Christchurch-based Emma has been coaching Para swimmers for the past four years and found the experience deeply enriching. Yet being part of the 12-month Para Sport Collective, supported by ACC, has helped elevate her coaching to the next level.
“I’ve found it has really challenged my thinking,” she explains. “I’ve found on every camp and every online connect it has sparked my thoughts and really made me we want to reach out to others to access more resources.
“It has also been amazing to be exposed to Para athletes and coaches from many different Para sports.
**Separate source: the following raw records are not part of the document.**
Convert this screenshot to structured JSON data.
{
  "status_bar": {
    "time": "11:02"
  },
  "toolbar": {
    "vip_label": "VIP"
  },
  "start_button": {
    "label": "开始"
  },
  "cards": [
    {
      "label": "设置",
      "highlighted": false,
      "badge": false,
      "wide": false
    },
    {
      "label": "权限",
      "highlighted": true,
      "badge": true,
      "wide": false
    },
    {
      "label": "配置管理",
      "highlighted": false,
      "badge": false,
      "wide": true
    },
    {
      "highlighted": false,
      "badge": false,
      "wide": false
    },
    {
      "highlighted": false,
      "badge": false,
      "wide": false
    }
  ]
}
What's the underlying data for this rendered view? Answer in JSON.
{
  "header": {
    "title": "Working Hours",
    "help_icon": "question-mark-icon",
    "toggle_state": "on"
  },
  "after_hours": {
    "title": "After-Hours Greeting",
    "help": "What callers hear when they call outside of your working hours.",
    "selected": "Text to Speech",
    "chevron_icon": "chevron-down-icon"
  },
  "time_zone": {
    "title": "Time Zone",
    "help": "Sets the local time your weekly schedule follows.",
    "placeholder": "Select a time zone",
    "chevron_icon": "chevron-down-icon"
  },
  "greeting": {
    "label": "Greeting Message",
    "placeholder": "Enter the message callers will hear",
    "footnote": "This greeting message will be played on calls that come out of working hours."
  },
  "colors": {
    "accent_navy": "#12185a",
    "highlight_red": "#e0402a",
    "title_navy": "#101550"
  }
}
In your own sport you can get into a bit of a bubble, but to be able to reach out to other sports and other coaches and listen to their experiences of how they’ve figured out how to do things has been valuable.”
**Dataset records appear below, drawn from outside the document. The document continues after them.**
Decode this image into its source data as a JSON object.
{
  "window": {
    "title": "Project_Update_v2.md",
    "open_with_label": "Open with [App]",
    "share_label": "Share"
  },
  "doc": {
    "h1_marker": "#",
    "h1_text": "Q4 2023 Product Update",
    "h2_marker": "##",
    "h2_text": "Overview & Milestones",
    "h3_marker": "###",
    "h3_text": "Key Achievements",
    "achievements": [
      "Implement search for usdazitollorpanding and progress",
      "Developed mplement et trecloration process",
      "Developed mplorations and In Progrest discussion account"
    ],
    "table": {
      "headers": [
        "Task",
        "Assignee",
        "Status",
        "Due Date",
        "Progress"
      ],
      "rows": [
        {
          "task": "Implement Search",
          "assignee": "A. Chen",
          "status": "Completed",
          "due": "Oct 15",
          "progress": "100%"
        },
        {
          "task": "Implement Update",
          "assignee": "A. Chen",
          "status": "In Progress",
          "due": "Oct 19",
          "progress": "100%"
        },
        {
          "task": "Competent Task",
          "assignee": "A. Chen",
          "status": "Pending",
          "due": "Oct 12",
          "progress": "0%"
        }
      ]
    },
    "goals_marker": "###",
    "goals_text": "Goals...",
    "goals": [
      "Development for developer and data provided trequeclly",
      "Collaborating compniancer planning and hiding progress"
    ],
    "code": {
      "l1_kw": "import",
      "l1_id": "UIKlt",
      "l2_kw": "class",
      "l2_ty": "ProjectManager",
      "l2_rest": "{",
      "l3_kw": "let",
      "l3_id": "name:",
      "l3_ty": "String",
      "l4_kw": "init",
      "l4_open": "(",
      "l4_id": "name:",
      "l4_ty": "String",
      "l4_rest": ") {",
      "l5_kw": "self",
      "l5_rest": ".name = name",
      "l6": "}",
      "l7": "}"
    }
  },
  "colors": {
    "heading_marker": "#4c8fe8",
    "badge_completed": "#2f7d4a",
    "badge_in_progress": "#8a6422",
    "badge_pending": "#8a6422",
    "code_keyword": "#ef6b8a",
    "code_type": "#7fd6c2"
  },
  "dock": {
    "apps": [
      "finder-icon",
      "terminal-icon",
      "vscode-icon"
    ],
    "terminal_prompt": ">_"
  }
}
Raised in Alexandra, Emma was herself a national age-group medallist as a breaststroke swimmer before later moving to Christchurch to study a Bachelor of Science at the University of Canterbury. Continuing to compete for the Aquagym Swim Club, she later graduated before retiring from competitive swimming at the age of 23. Keen to stay connected with the sport, she transitioned to coaching.
“I really wanted to give back to the sport,” says Emma who works full-time as a Geographic Information System analyst at Orion. “I wanted to help other swimmers achieve results and enjoy the same awesome experiences I had.”
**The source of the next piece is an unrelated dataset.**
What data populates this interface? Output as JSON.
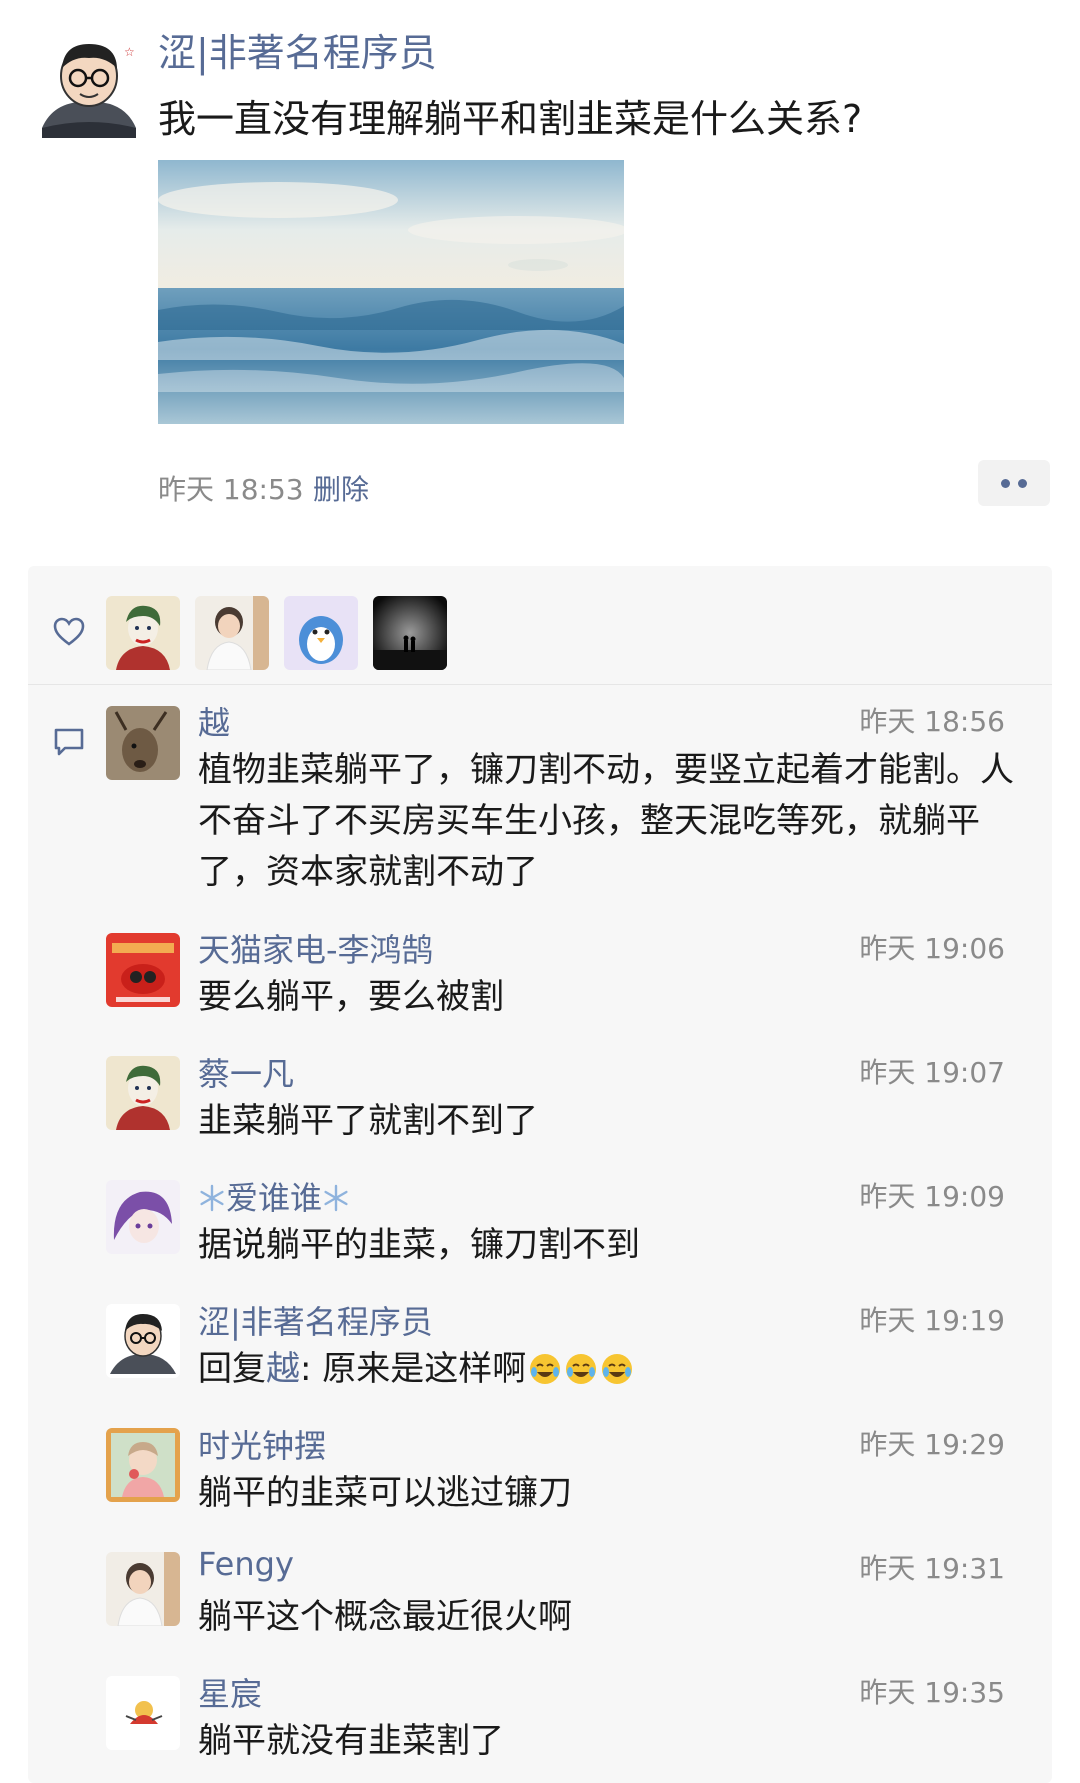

Coaching through Aquagym she initially shadowed coach Felicity Lowen, who guided several Para swimmers including Charlotte Murphy, an S6 Para swimmer. Quickly establishing a passion for coaching athletes with a disability, Emma has gained further exposure to Para swimmers as a volunteer for ParaFed Canterbury.
So, can she articulate the motivation of working with Para swimmers?
“I’ve found that Para swimmers are really driven but in a different way to able bodied swimmers in that they have a high level of appreciation for what they get out of the sport.
“Working with Para swimmers has been really rewarding, and I like figuring out the best way for the Para athletes to swim. Like for instance with Charlotte we’ve changed her breaststroke, so she only breathes every three strokes whereas most able-bodied athletes would breathe every stroke (for breaststroke). Tailoring the approach to suit their disability to try and make them faster is cool.”
Initially shadowing Felicity, in more recent times Emma has taken on the full-time coaching of Charlotte as well as S8 Para swimmers McKenzie Drage and Amber Proudfoot and Matthew Kofoed, who swims in the S18 classification.
Her coaching career was also to receive a boost after Paralympian #164 Cameron Leslie MNZM, the Disability and Para Swimming Participation Manager at Swimming New Zealand, reached out to the Para Sport Collective to nominate Emma as an intake two participant.
“I was so excited, and I didn’t realise at the time something like this was available,” she says. “Moving into that high performance space was daunting and I felt uncertain but from the beginning I felt very appreciated.”

Explaining that being part of the Para Sport Collective “challenged her thinking” all the coaches on the Collective were given the chance to experience the Raise my Game Development Planning System with Suzie Muirhead – which helped hone skills around targeted performance planning and goalsetting.
“Before I was a part of the Collective, I didn’t really do a lot around goal setting,” she explains. “But I was given a template and a guide through Raise My Game, which means I can be much more prepared when guiding my Para athletes. It gives me prompting questions to ask my Para athletes, which challenges them to create goals.”
Emma also believes it was hugely beneficial that both McKenzie and Charlotte were a part of the second intake of the Para Sport Collective.
“Both Para athletes have been inspired, and they shared things with me things they wouldn’t had they not been on the camp,” explains Emma, 27. “It has helped create that connection and trust and allowed them both to open up more. It has changed their perspective. Before they were focused on results, but now they are more focused on the journey rather than the results.”
Fully embracing the challenges of coaching athletes with different disabilities, the Para Sport Collective has helped fuel the fire for her personal coaching ambitions.
“I’m still only young and experiencing as many things as possible can only help me become a better coach,” she explains. “I feel that the Collective has helped fast-track my learning and made me more confident. Now I just want to keep on making an impact.”